Phylogenetic relatedness rather than aquatic habitat fosters horizontal transfer of transposable elements in animals
Abstract
Horizontal transfer of transposable elements (HTT) is an important driver of genome evolution, yet the factors conditioning this phenomenon remain poorly characterized. Here, we screen 247 animal genomes from four phyla (annelids, arthropods, mollusks, chordates), spanning 19 independent transitions between aquatic and terrestrial lifestyles, to evaluate the suspected positive effects of aquatic habitat and of phylogenetic relatedness on HTT. Among the 6043 independent HTT events recovered, the vast majority (>85%) involve DNA transposons, of which Mariner-like and hAT-like elements have the highest rates of horizontal transfer and of intragenomic amplification.
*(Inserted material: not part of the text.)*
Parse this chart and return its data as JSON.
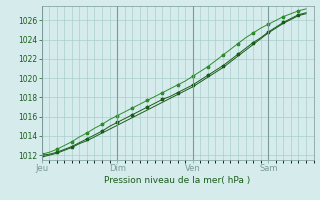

Using a novel approach that circumvents putative biases linked to phylogenetic inertia and taxon sampling, we find that HTT rates positively correlate with similarity in habitat type but are not significantly higher in aquatic than in terrestrial animals. However, modeling the number of HTT events as a function of divergence time in a Bayesian framework reveals a clear positive effect of phylogenetic relatedness on HTT rates in most of the animal species studied (162 out of 247). The effect is very pronounced: A typical species is expected to show 10 times more transfers with a species it diverged from 250 million years (My) ago than with a species it diverged from 650 My ago. Overall, our study underscores the pervasiveness of HTT throughout animals and the impact of evolutionary relatedness on its dynamics.